Maybe a test on repairing common devices should be part of the qualification. If you can’t fix a washing machine, no Engineer title for you. Just a thought.
There’s also the link between status and pay. Protect the title Engineer, and salaries will rise, the argument seems to go. Well, there’s not mch evidence to support that theory.
On the other hand, the ‘skills gap’ that’s featured so often in our pages might work in engineers’ favour here. I was told this week by a senior chemical industry figure that the salary for control engineers in the Northeast has almost doubled over the past ten years, because of the scarcity of properly qualified people. The flipside of the drop in numbers of engineers could be that skills become more in demand, and according to the tenets of market economics, commodities that are in demand become more valuable.
Or maybe I’m being a bit too optimistic and confusing anecdote with data. But then, that’s what proponents of professional recognition are doing too.

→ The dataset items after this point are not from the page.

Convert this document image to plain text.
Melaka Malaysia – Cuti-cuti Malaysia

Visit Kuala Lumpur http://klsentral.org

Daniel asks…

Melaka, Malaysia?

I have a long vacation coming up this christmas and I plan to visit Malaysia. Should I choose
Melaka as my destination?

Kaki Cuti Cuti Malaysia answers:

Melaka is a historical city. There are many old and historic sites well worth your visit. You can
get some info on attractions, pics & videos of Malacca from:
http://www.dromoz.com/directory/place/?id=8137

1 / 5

But relying on anecdote for a bit longer, I’m not convinced that the status gap really exists; at least, not to the extent that some pessimists think it does. There has undoubtedly been a revival in interest in engineering over the past five years or so; a glance at the TV schedules is enough to suggest this. And whether it’s lip-service or not, there are certainly more politicians talking about the importance of technology and the industrial sectors supported by it than there were when I started my undergraduate degree, for example. I think that people fully appreciate the difference between someone who designs aircraft and someone who fixes air conditioning, whether or not they call both people engineers. And just stopping one of those people from using the word ‘engineer’ on their van isn’t going to change a thing.